Ya en mi alcoba templada en la Venta de San Andrés, donde al posadero le faltó tiempo para decirme que aquí durmió la Madre Teresa de Jesús, que se hospedó camino de su misión, escribo, como es normal en mi persona, todas las vivencias que en mi triste existencia acaecen. En los mismos legajos qué forrados de cuero viejo cobijan mis papeles, donde plasmo como antes dije, no sé si por guardar mis vivencias o más bien por reflejar los lances que a uno, en su profesión, tengan vuesas mercedes, como si fuesen cantares, relatar en voz alta cualquier noche fría del largo invierno frente a la hoguera.

Mi Señor, por expreso encargo, y por la amistad que le une al Conde de Santisteban me ha enviado de vuelta a éstas tierras por ciertas misivas que entre los cuales se intercambian con frecuencia. Parece ser, que en ésta Villa encerrada entre montañas ocurren hechos misteriosos, inimaginables y de cariz, que Dios no lo permita, ímprobos.

He de decir que vuelvo al sitio donde nací, pero se equivocan si piensan que conozco la Villa, pues de muy pequeño mis padres partieron conmigo hacia un futuro mejor que nunca encontraron, y a los ocho años ya estaba al servicio de un carnicero de Valdepeñas que en vez de soltar la mosca como Dios manda siempre me pagaba con caretas de cerdo, manitas, orejas y callos.

No es cosa mala que todos los días tuviésemos la licencia de catar carne, o al menos los despojos que hidalgos y señores no paladeaban. Además, aprendí de forma ardorosa el uso del hacha, de la faca y los puñales que en aquellos tiempos, y en éstos modernos, tanta falta hacen…

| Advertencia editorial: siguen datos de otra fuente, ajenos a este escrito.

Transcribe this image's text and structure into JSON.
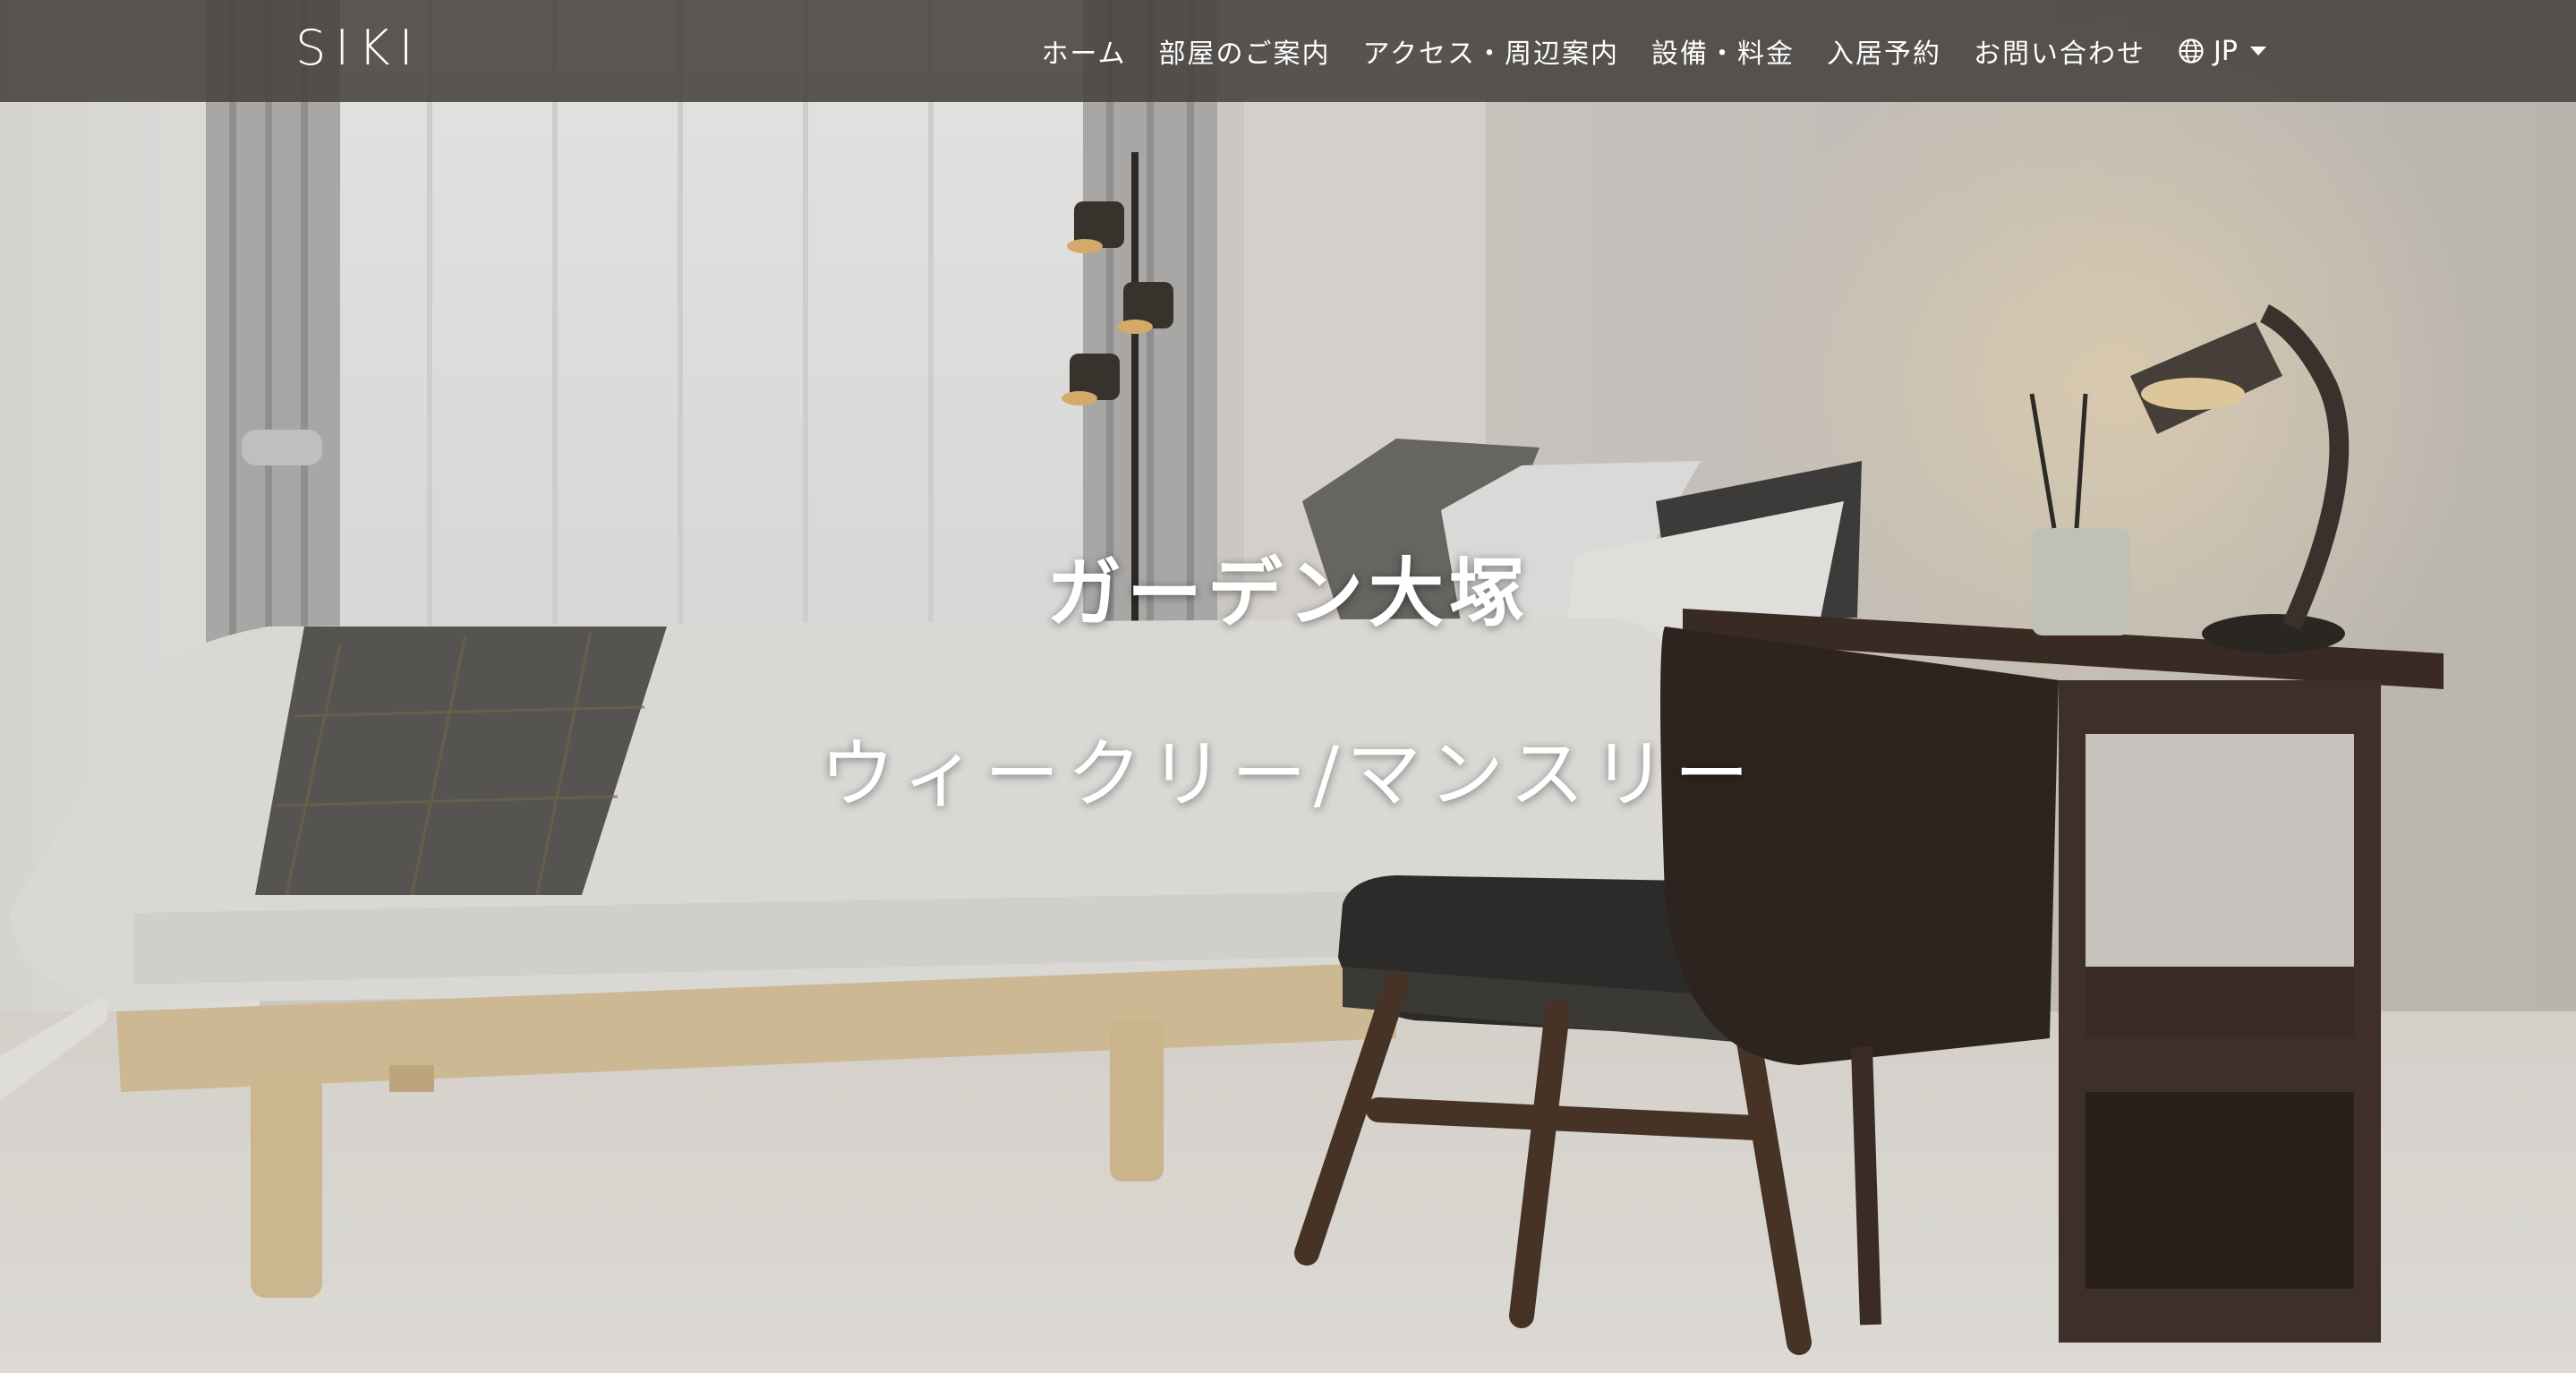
{
  "brand": {
    "name": "SIKI"
  },
  "nav": {
    "items": [
      {
        "label": "ホーム"
      },
      {
        "label": "部屋のご案内"
      },
      {
        "label": "アクセス・周辺案内"
      },
      {
        "label": "設備・料金"
      },
      {
        "label": "入居予約"
      },
      {
        "label": "お問い合わせ"
      }
    ],
    "language": {
      "icon": "globe-icon",
      "label": "JP"
    }
  },
  "hero": {
    "title": "ガーデン大塚",
    "subtitle": "ウィークリー/マンスリー",
    "image": "bedroom-photo"
  },
  "colors": {
    "navbar": "#46423f",
    "text": "#ffffff"
  }
}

Ahora mismo, con mi jubón y ferreruelo sobre la silla, sólo con la camisa pues el calor es tenue pero constante, abro los postigos y asomo medio cuerpo por la ventana. La niebla, en vez de blanca, casi negra, oculta el pueblo que allende se encuentra entre los tres cerros que desde aquí dejan ver sus cumbres y sus dos castillos como dos cancerberos custodiando al Hades, y debajo la nada…

Mañana subiré al encuentro del Conde, y con el despacho que guardo entre mis telas se lo daré y como bien dijo mi señor ―si el señor Conde agradece la colaboración, te pondrás a sus órdenes, pero tú, Bartolomé de las Eras, como valido mío y persona de flema, siempre dirigirás con desembarazo las hazañas o desventuras que en la Villa acontezcan, y así lo escribo, pues te necesito de vuelta, de una pieza―. Y así haré.